Une dernière question se pose : pour protéger les cétacés, le meilleur moyen ne serait-il pas finalement d’interdire totalement l’activité de whale-watching ? Une mesure que n’approuve pas Jérôme Lan, pas seulement du point de vue économique. « Si l’on veut que ces animaux soient respectés et protégés, il faut qu’ils soient connus et reconnus. C’est ce à quoi on participe lors des sorties. Mais interdire nous priverait d’un moyen de sensibilisation. Le problème ne serait d’ailleurs pas résolu à moins de mettre en place beaucoup de contrôles pour s’assurer que les plaisanciers lambda ne s’y adonnent pas à leur manière. Et comment justifier ou verbaliser la présence d’une embarcation proche d’un cétacé puisque d’eux-mêmes parfois ils s’en approchent ». Une vision partagée par Cédric Danilo.
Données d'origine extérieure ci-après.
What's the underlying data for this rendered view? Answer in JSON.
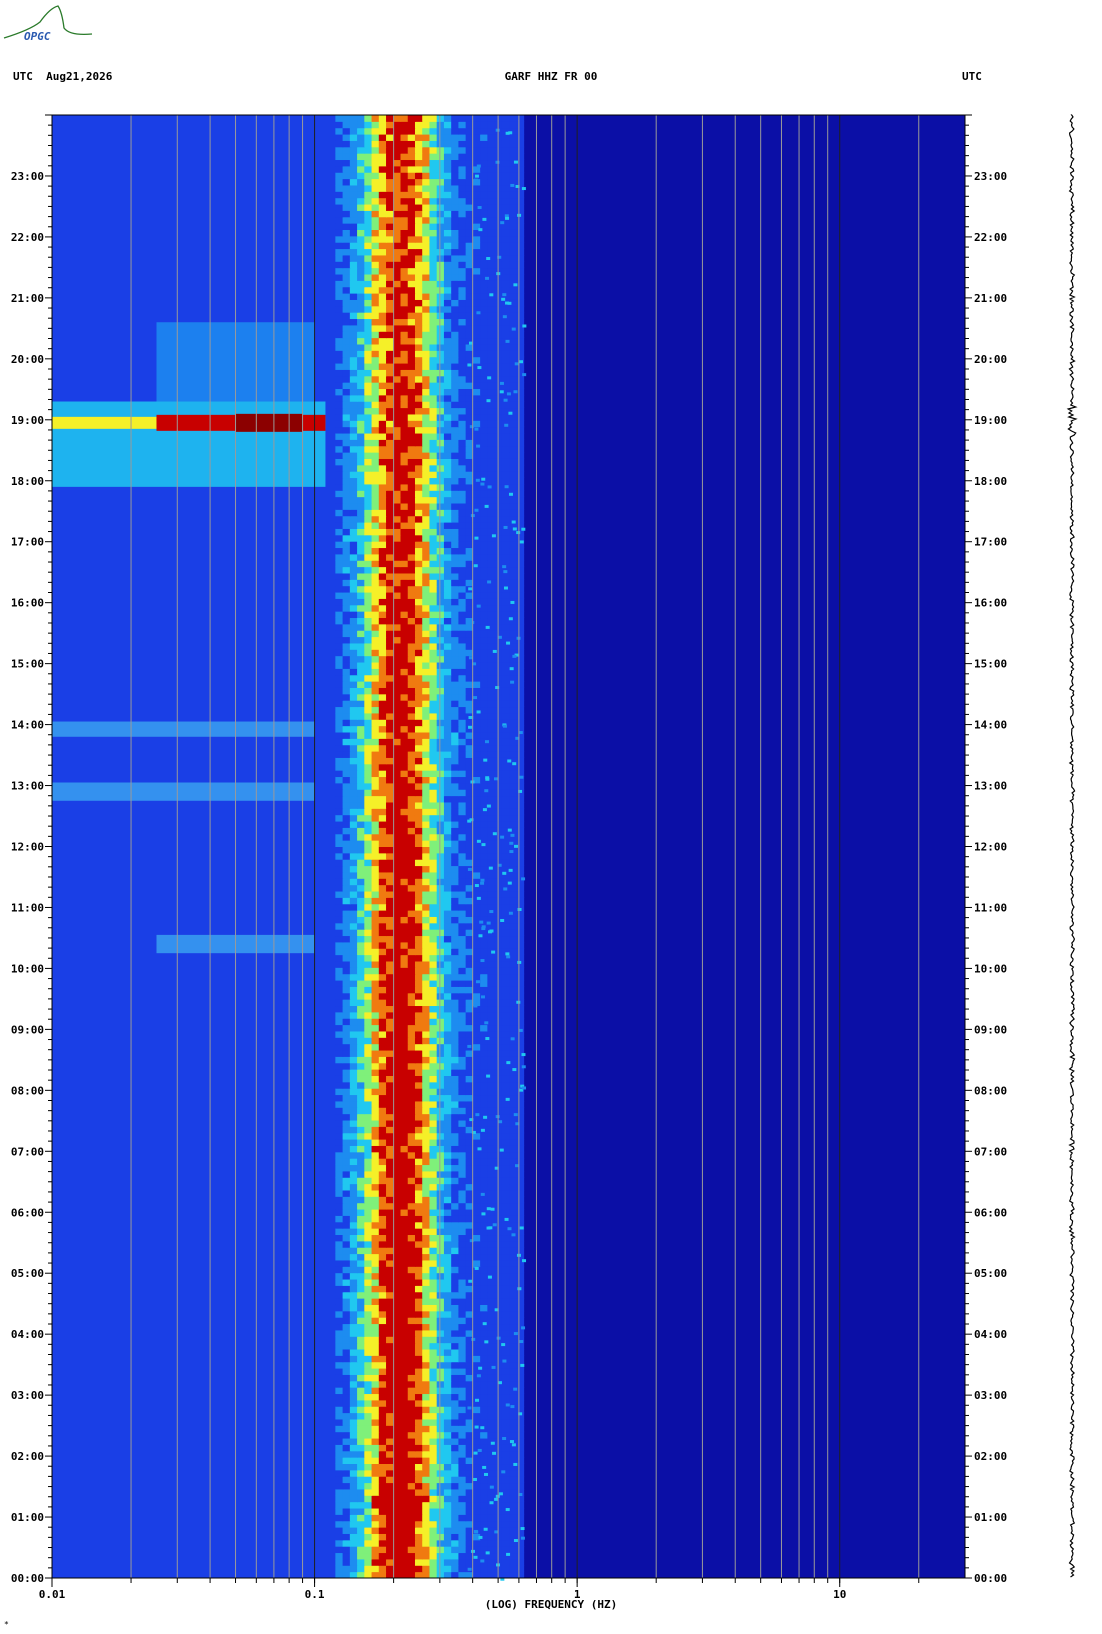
{
  "header": {
    "left": "UTC  Aug21,2026",
    "center": "GARF HHZ FR 00",
    "right": "UTC"
  },
  "logo": {
    "text": "OPGC"
  },
  "footer": {
    "mark": "*"
  },
  "colors": {
    "background_low": "#0b0fa6",
    "blue": "#1a3fe6",
    "cyan": "#20c8f0",
    "yellow": "#f5f028",
    "orange": "#f07a10",
    "red": "#c80000",
    "darkred": "#8c0000"
  },
  "chart_data": {
    "type": "heatmap",
    "title": "GARF HHZ FR 00",
    "xlabel": "(LOG) FREQUENCY (HZ)",
    "ylabel": "UTC",
    "x_scale": "log",
    "xlim": [
      0.01,
      30
    ],
    "x_tick_labels": [
      "0.01",
      "0.1",
      "1",
      "10"
    ],
    "x_ticks": [
      0.01,
      0.1,
      1,
      10
    ],
    "y_tick_labels": [
      "00:00",
      "01:00",
      "02:00",
      "03:00",
      "04:00",
      "05:00",
      "06:00",
      "07:00",
      "08:00",
      "09:00",
      "10:00",
      "11:00",
      "12:00",
      "13:00",
      "14:00",
      "15:00",
      "16:00",
      "17:00",
      "18:00",
      "19:00",
      "20:00",
      "21:00",
      "22:00",
      "23:00"
    ],
    "ylim_hours": [
      0,
      24
    ],
    "grid_frequencies": [
      0.02,
      0.03,
      0.04,
      0.05,
      0.06,
      0.07,
      0.08,
      0.09,
      0.1,
      0.2,
      0.3,
      0.4,
      0.5,
      0.6,
      0.7,
      0.8,
      0.9,
      1,
      2,
      3,
      4,
      5,
      6,
      7,
      8,
      9,
      10,
      20
    ],
    "microseism_band_hz": [
      0.12,
      0.5
    ],
    "peak_band_hz": [
      0.16,
      0.28
    ],
    "events": [
      {
        "start_hour": 17.9,
        "end_hour": 19.3,
        "f_low": 0.01,
        "f_high": 0.11,
        "peak_hour": 18.95,
        "intensity": "strong"
      },
      {
        "start_hour": 19.3,
        "end_hour": 20.6,
        "f_low": 0.025,
        "f_high": 0.1,
        "intensity": "moderate"
      },
      {
        "start_hour": 13.8,
        "end_hour": 14.05,
        "f_low": 0.01,
        "f_high": 0.1,
        "intensity": "weak"
      },
      {
        "start_hour": 12.75,
        "end_hour": 13.05,
        "f_low": 0.01,
        "f_high": 0.1,
        "intensity": "weak"
      },
      {
        "start_hour": 10.25,
        "end_hour": 10.55,
        "f_low": 0.025,
        "f_high": 0.1,
        "intensity": "weak"
      }
    ],
    "grid": true
  }
}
Selon lui, il est également préférable de mieux encadrer l’activité. « Il faut rester dans une démarche d’observation et ne pas provoquer l’interaction avec l’animal », considère-t-il.
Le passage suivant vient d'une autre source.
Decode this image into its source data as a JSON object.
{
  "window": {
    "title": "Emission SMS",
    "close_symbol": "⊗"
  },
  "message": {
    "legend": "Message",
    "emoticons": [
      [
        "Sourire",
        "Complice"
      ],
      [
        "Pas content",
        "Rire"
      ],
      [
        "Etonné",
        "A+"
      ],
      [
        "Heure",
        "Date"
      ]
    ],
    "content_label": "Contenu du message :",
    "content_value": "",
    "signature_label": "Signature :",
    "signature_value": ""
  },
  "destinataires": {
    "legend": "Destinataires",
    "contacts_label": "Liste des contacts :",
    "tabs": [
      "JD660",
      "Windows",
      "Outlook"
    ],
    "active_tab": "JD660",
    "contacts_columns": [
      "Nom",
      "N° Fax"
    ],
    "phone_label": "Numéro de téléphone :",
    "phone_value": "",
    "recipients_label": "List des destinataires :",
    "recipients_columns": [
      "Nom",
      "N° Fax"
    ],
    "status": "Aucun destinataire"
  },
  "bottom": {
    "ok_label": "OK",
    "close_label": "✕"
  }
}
Du côté de Miraceti, l’interdiction totale n’est pas non plus plébiscitée. « Elle limiterait certains problèmes, mais ne réglerait pas tout. Car les cétacés subissent de nombreuses pressions, outre le dérangement », pointe Laurène Trudelle. Notamment l’augmentation du trafic maritime et du bruit sous-marin, la pêche, la pollution des eaux… Dans l’immédiat, l’urgence est donc de mettre le paquet sur la sensibilisation et la communication. Afin que tous, particuliers et professionnels, s’emparent des bonnes pratiques et les appliquent. En espérant que la législation prenne ensuite la relève et les généralise. Dans l’intérêt de tous, êtres humains comme marins. ♦

*article publié le 10 mars 2023

 

Bonus

[pour les abonnés] – À l’origine de Miraceti, la fusion de trois associations – Deux accords intergouvernementaux pour protéger les cétacés – Des opérateurs condamnés pour avoir proposé de nager avec les dauphins –

  • À l’origine de Miraceti, la fusion de trois associations – En juin 2020, trois acteurs historiques de la conservation des cétacés ont uni leurs forces pour renforcer et développer leurs moyens d’action et leur impact : le GECEM (groupe d’étude des cétacés de Méditerranée), le GIS3M (groupement d’intérêt scientifique pour les mammifères marins de méditerranée et leur environnement) et Souffleurs d’écume.
  • Deux accords intergouvernementaux pour protéger les cétacés – Le premier a été signé en novembre 1996 et est entré en vigueur en juin 2001. L’Accord sur la Conservation des Cétacés de la Mer Noire, de la Méditerranée et de la zone atlantique adjacente (ACCOBAMS) est un outil juridique de conservation de la biodiversité basé sur la coopération. Son objectif est de réduire les menaces sur les cétacés, en améliorant notamment l’état des connaissances sur ces animaux. Le second, l’accord Pelagos a permis de créer le sanctuaire du même nom. Signé en novembre 1999 entre la France, l’Italie et la Principauté de Monaco, il est en vigueur depuis février 2002. Il vise à protéger les mammifères marins qui le fréquentent.
  • Des opérateurs condamnés pour avoir proposé de nager avec les dauphins – Pour la première fois en France, deux sociétés et un entrepreneur étaient poursuivis. En janvier 2023, le tribunal correctionnel de Grasse les a reconnus coupables de « pratique commerciale trompeuse » et « perturbation volontaire d’espèce animale non domestiquée protégée ». Ils ont chacun été condamnés à une amende, de 4500 à 13 500 euros.